O que vou fazer não reflete uma mera curiosidade social. É mais
um preâmbulo retórico para o “vocês” que se segue. Por “vocês”
subentenda-se: judeus. Tenho um repertório considerável de
respostas prontas para serem acionadas, que variam de acordo com
o humor e o interlocutor. Vão desde “comemorar, ora!” a “eu não
sou judia, sou levita”, passando por “vocês quem, cara pálida?”,
“aproveito para emendar desde Hanuká”, etc.
Na verdade, considero o Natal e o Reveillon (sei que vou chocar
mas não resisto!) as festas cristãs mais judaicas (aproveitando
sua cara de espanto: da mesma forma que considero Iom Kipur a
mais católica das festas judaicas, por uma série de influências
conjunturais e litúrgicas desenvolvidas desde períodos
inquisitoriais que não comentarei aqui por fugir do tema
principal). Afinal, Natal comemora o nascimento de um menino
judeu e Reveillon, o brit-milá (circuncisão) do mesmo (1). Isto,
sem entrar em qualquer consideração teológica, apenas levando em
conta o aspecto Jesus - humano.
Este dado também nos conduz ao caráter simbólico do calendário
civil (ou gregoriano ou cristão): de entrada, ele já começa com
uma semana de atraso! Jesus (Ioshua, Ieshu ou Ieshua, em
hebraico) no oitavo dia de vida, na cerimônia do brit-milá
citada, recebeu seu nome e passou a fazer parte de sua
congregação: no dia 1º de Janeiro - como consta em todos os
calendários.
Natal, Hanuká, Reveillon, Rosh haShaná...
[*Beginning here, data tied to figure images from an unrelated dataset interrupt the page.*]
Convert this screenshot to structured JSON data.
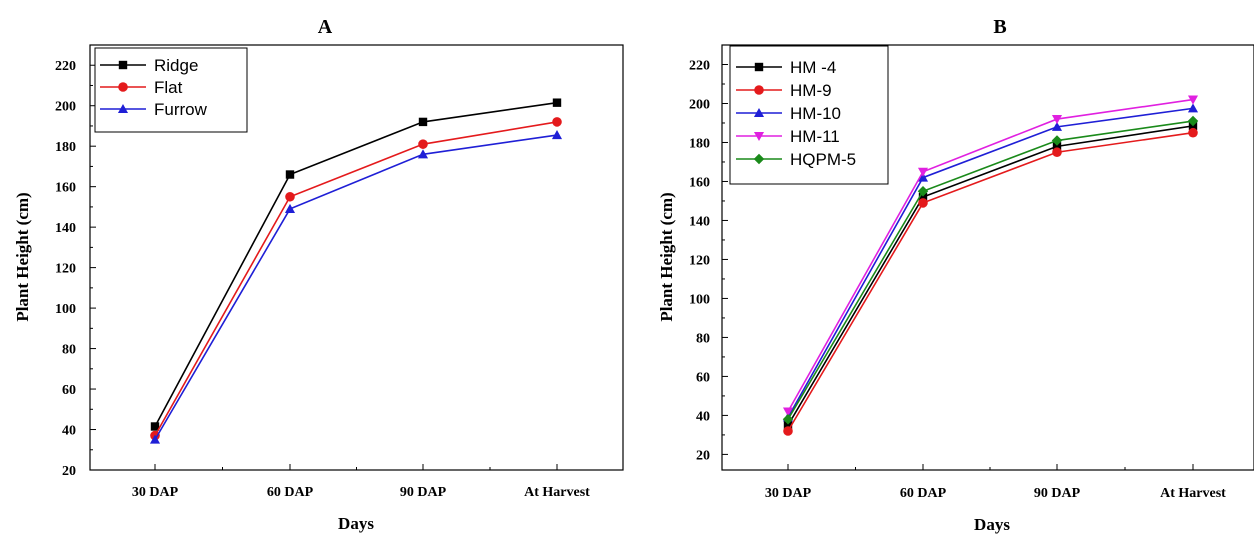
{
  "chart_data": [
    {
      "type": "line",
      "title": "A",
      "xlabel": "Days",
      "ylabel": "Plant Height (cm)",
      "categories": [
        "30 DAP",
        "60 DAP",
        "90 DAP",
        "At Harvest"
      ],
      "ylim": [
        20,
        230
      ],
      "yticks": [
        20,
        40,
        60,
        80,
        100,
        120,
        140,
        160,
        180,
        200,
        220
      ],
      "legend_position": "top-left",
      "grid": false,
      "series": [
        {
          "name": "Ridge",
          "color": "#000000",
          "marker": "square",
          "values": [
            41.5,
            166,
            192,
            201.5
          ]
        },
        {
          "name": "Flat",
          "color": "#e41a1c",
          "marker": "circle",
          "values": [
            37,
            155,
            181,
            192
          ]
        },
        {
          "name": "Furrow",
          "color": "#1f1fd6",
          "marker": "triangle-up",
          "values": [
            35,
            149,
            176,
            185.5
          ]
        }
      ]
    },
    {
      "type": "line",
      "title": "B",
      "xlabel": "Days",
      "ylabel": "Plant Height (cm)",
      "categories": [
        "30 DAP",
        "60 DAP",
        "90 DAP",
        "At Harvest"
      ],
      "ylim": [
        12,
        230
      ],
      "yticks": [
        20,
        40,
        60,
        80,
        100,
        120,
        140,
        160,
        180,
        200,
        220
      ],
      "legend_position": "top-left",
      "grid": false,
      "series": [
        {
          "name": "HM -4",
          "color": "#000000",
          "marker": "square",
          "values": [
            35,
            152,
            178,
            188.5
          ]
        },
        {
          "name": "HM-9",
          "color": "#e41a1c",
          "marker": "circle",
          "values": [
            32,
            149,
            175,
            185
          ]
        },
        {
          "name": "HM-10",
          "color": "#1f1fd6",
          "marker": "triangle-up",
          "values": [
            39,
            162,
            188,
            197.5
          ]
        },
        {
          "name": "HM-11",
          "color": "#e020e0",
          "marker": "triangle-down",
          "values": [
            42,
            165,
            192,
            202
          ]
        },
        {
          "name": "HQPM-5",
          "color": "#1a8a1a",
          "marker": "diamond",
          "values": [
            38,
            155,
            181,
            191
          ]
        }
      ]
    }
  ]
}
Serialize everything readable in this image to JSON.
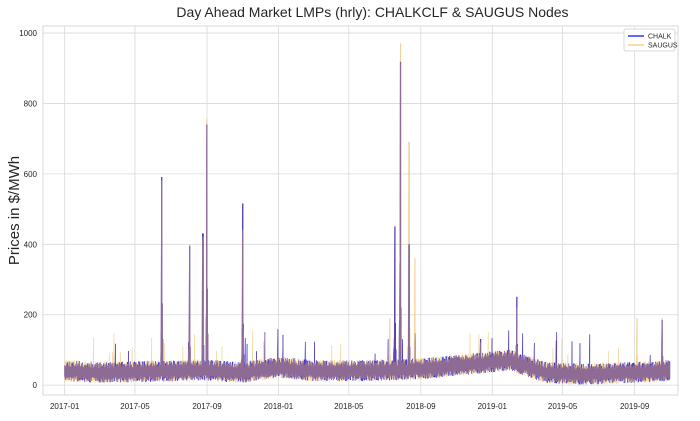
{
  "chart_data": {
    "type": "line",
    "title": "Day Ahead Market LMPs (hrly):  CHALKCLF & SAUGUS Nodes",
    "xlabel": "",
    "ylabel": "Prices in $/MWh",
    "xlim": [
      "2016-11-25",
      "2019-11-14"
    ],
    "ylim": [
      -28,
      1020
    ],
    "x_ticks": [
      "2017-01",
      "2017-05",
      "2017-09",
      "2018-01",
      "2018-05",
      "2018-09",
      "2019-01",
      "2019-05",
      "2019-09"
    ],
    "y_ticks": [
      0,
      200,
      400,
      600,
      800,
      1000
    ],
    "grid": true,
    "legend_position": "top-right",
    "series": [
      {
        "name": "CHALK",
        "color": "#0000ff",
        "baseline": [
          [
            "2017-01-01",
            40
          ],
          [
            "2017-03-01",
            35
          ],
          [
            "2017-06-01",
            38
          ],
          [
            "2017-09-01",
            42
          ],
          [
            "2017-11-01",
            35
          ],
          [
            "2018-01-01",
            50
          ],
          [
            "2018-03-01",
            40
          ],
          [
            "2018-06-01",
            40
          ],
          [
            "2018-09-01",
            45
          ],
          [
            "2018-12-01",
            60
          ],
          [
            "2019-02-01",
            70
          ],
          [
            "2019-04-01",
            35
          ],
          [
            "2019-06-01",
            30
          ],
          [
            "2019-09-01",
            35
          ],
          [
            "2019-10-31",
            40
          ]
        ],
        "spikes": [
          [
            "2017-06-16",
            590
          ],
          [
            "2017-08-02",
            395
          ],
          [
            "2017-08-25",
            430
          ],
          [
            "2017-09-01",
            740
          ],
          [
            "2017-11-01",
            515
          ],
          [
            "2018-07-19",
            450
          ],
          [
            "2018-07-28",
            918
          ],
          [
            "2018-08-12",
            400
          ],
          [
            "2018-12-12",
            130
          ],
          [
            "2019-02-12",
            250
          ],
          [
            "2019-10-18",
            185
          ]
        ]
      },
      {
        "name": "SAUGUS",
        "color": "#f0c87a",
        "baseline": [
          [
            "2017-01-01",
            40
          ],
          [
            "2017-03-01",
            35
          ],
          [
            "2017-06-01",
            38
          ],
          [
            "2017-09-01",
            42
          ],
          [
            "2017-11-01",
            35
          ],
          [
            "2018-01-01",
            50
          ],
          [
            "2018-03-01",
            40
          ],
          [
            "2018-06-01",
            40
          ],
          [
            "2018-09-01",
            45
          ],
          [
            "2018-12-01",
            60
          ],
          [
            "2019-02-01",
            70
          ],
          [
            "2019-04-01",
            35
          ],
          [
            "2019-06-01",
            30
          ],
          [
            "2019-09-01",
            35
          ],
          [
            "2019-10-31",
            40
          ]
        ],
        "spikes": [
          [
            "2017-06-16",
            580
          ],
          [
            "2017-08-02",
            400
          ],
          [
            "2017-08-25",
            420
          ],
          [
            "2017-09-01",
            755
          ],
          [
            "2017-11-01",
            440
          ],
          [
            "2018-07-10",
            190
          ],
          [
            "2018-07-28",
            970
          ],
          [
            "2018-08-12",
            690
          ],
          [
            "2018-08-22",
            360
          ],
          [
            "2018-12-12",
            120
          ],
          [
            "2019-02-12",
            220
          ],
          [
            "2019-09-05",
            190
          ],
          [
            "2019-10-18",
            190
          ]
        ]
      }
    ],
    "overlap_color": "#7d5a96"
  }
}
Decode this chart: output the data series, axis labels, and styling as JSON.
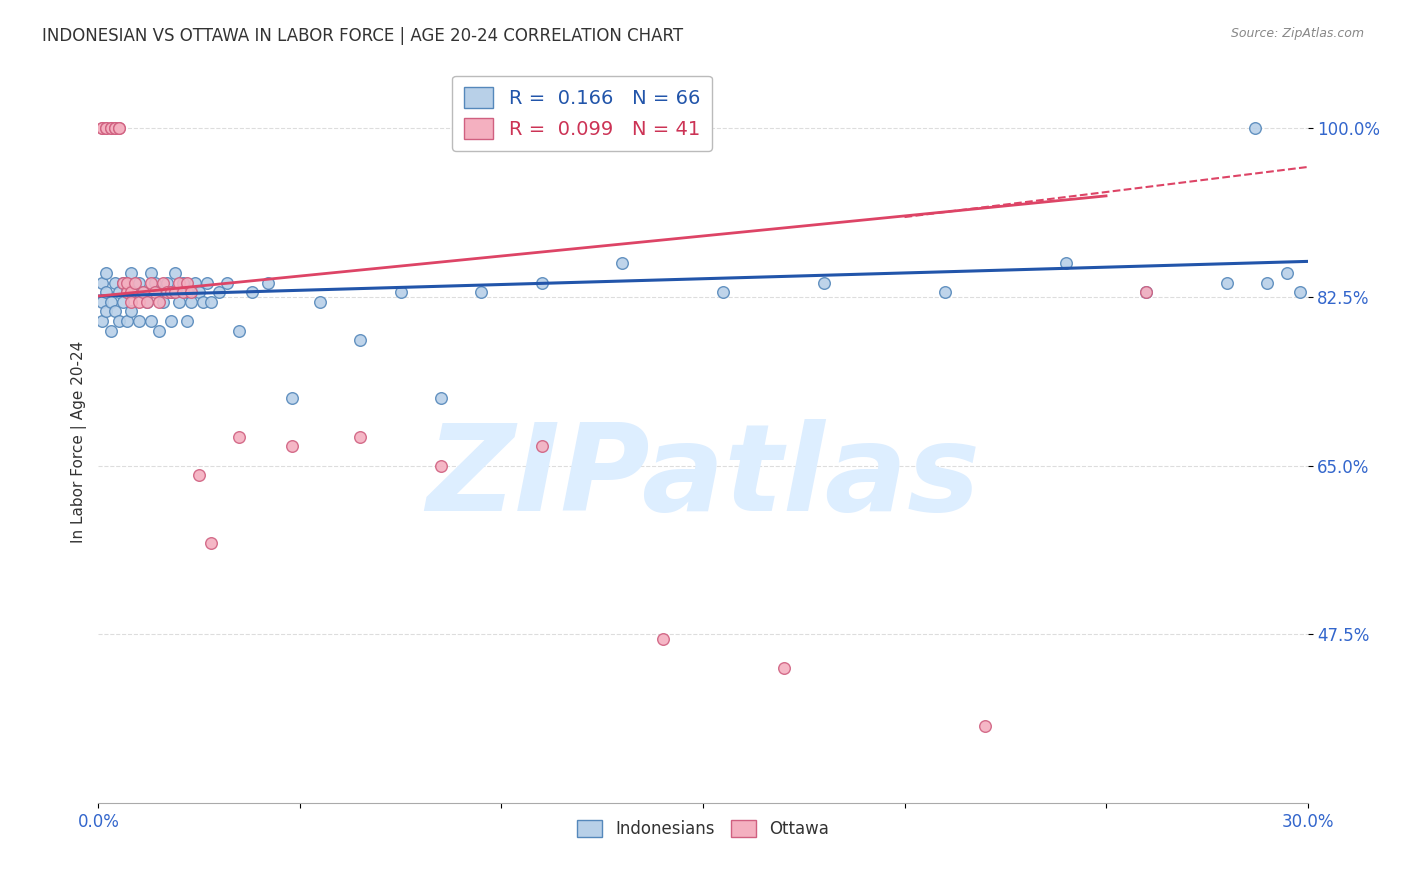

Os judeus não comemoram o Natal nem o Ano Novo como tal, embora
um Kidush e um Shehe’heianu não façam mal a ninguém nem
“agridam” nenhum preceito judaico (ou não? o que você acha?)
Rosh haShaná, o Ano Novo judaico se comemora entre setembro e
outubro (é uma data móvel, pois o calendário judaico é
luni-solar). Jesus e os primeiros cristãos também comemoravam a
data, apesar de Rosh haShaná ter adquirido maior significado no
período talmúdico, época que abrange o surgimento do
cristianismo (2). Bem posteriormente é que os cristãos passaram
a comemorar o ano novo a partir do nascimento de Jesus e
marcá-lo como início de uma nova era. Os romanos comemoravam em
outra data, bem como os chineses. Os muçulmanos o fazem a partir
de Maomé, sendo que seu calendário é só lunar. A era vulgar
(2001 d.C.) prevalece no mundo para efeitos civis.
Afinal, quantas vezes os judeus celebram o Ano Novo?
Na verdade, segundo o calendário judaico são comemorados...
quatro Anos Novos! Em Nissan, Elul, Tishrei e Shvat...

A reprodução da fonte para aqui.